Le massif de la Sainte-Baume

Une longue barre rocailleuse zèbre le ciel provençal. Depuis le parking de l’hostellerie de la Sainte-Baume, sur le plateau du Plan-d’Aups au nord du massif, le regard se fixe sur une portion de l’arête rocheuse. Une paroi verticale haute d’une centaine de mètres semble jaillir de la forêt. Très vite, l’œil distingue dans la muraille une cavité et des constructions agrippées à la roche : le sanctuaire de Marie-Madeleine et le couvent des Dominicains. La communauté veille sur le site depuis la fin du XIIIe siècle. Tous les soirs, quel que soit le temps, depuis l’hostellerie située à 760 mètres d’altitude, un des sept frères traverse les bois et monte jusqu’à la grotte.
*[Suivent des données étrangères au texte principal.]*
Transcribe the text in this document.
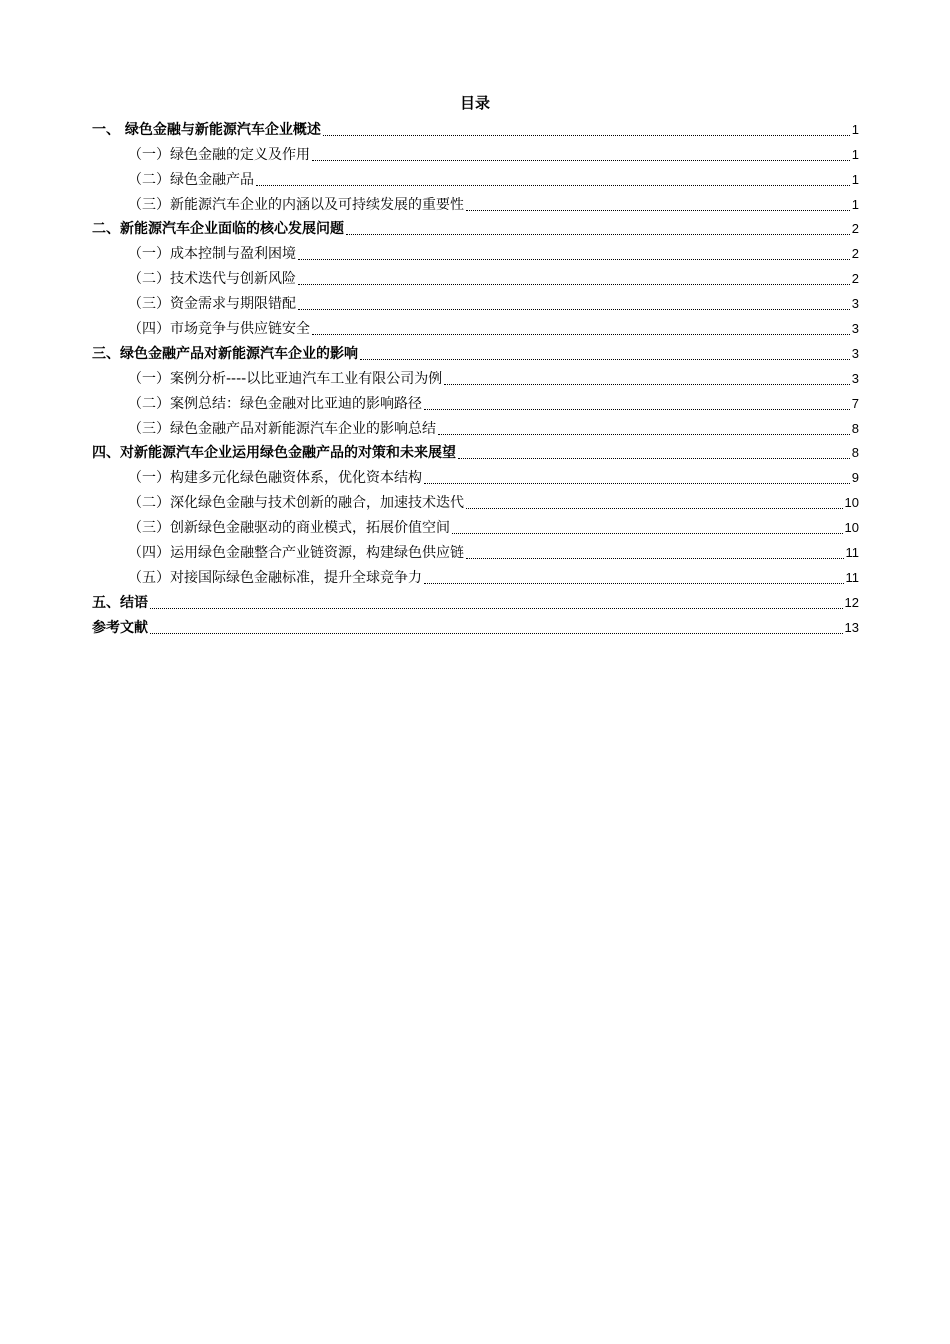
目录
一、 绿色金融与新能源汽车企业概述	1
（一）绿色金融的定义及作用	1
（二）绿色金融产品	1
（三）新能源汽车企业的内涵以及可持续发展的重要性	1
二、新能源汽车企业面临的核心发展问题	2
（一）成本控制与盈利困境	2
（二）技术迭代与创新风险	2
（三）资金需求与期限错配	3
（四）市场竞争与供应链安全	3
三、绿色金融产品对新能源汽车企业的影响	3
（一）案例分析----以比亚迪汽车工业有限公司为例	3
（二）案例总结：绿色金融对比亚迪的影响路径	7
（三）绿色金融产品对新能源汽车企业的影响总结	8
四、对新能源汽车企业运用绿色金融产品的对策和未来展望	8
（一）构建多元化绿色融资体系，优化资本结构	9
（二）深化绿色金融与技术创新的融合，加速技术迭代	10
（三）创新绿色金融驱动的商业模式，拓展价值空间	10
（四）运用绿色金融整合产业链资源，构建绿色供应链	11
（五）对接国际绿色金融标准，提升全球竞争力	11
五、结语	12
参考文献	13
Un trajet d’environ quarante-cinq minutes que nous débutons aussi en ce matin de juin en empruntant le chemin du Canapé. « Le massif de la Sainte-Baume est sacré pour plusieurs raisons », explique notre accompagnateur Benoît Milan, chargé de mission éducation à l’environnement et au territoire, au sein du parc naturel régional de la Sainte-Baume. « Il y a la grotte, bien sûr, mais aussi la forêt, vénérée par les Celtes dès l’Antiquité. » Les naturalistes d’aujourd’hui révèrent aussi cette futaie, dont les essences diffèrent des massifs forestiers régionaux. Orientée au Nord, ombragée par une haute falaise, rafraîchie par le vent marin chargé d’humidité qui s’engouffre depuis les crêtes par le col du Pilon, la forêt abrite un peuplement plutôt rare sous ces latitudes. Alors que nous pénétrons sous les frondaisons, nous distinguons des hêtres, des érables, des ifs et des houx, certains de très grande taille. « On parle de “forêt relique”, car ces espèces auraient dû être repoussées vers les régions plus au nord après le réchauffement qui a suivi la dernière phase des glaciations quaternaires. Ici, bien au contraire, elles se sont maintenues », précise notre guide.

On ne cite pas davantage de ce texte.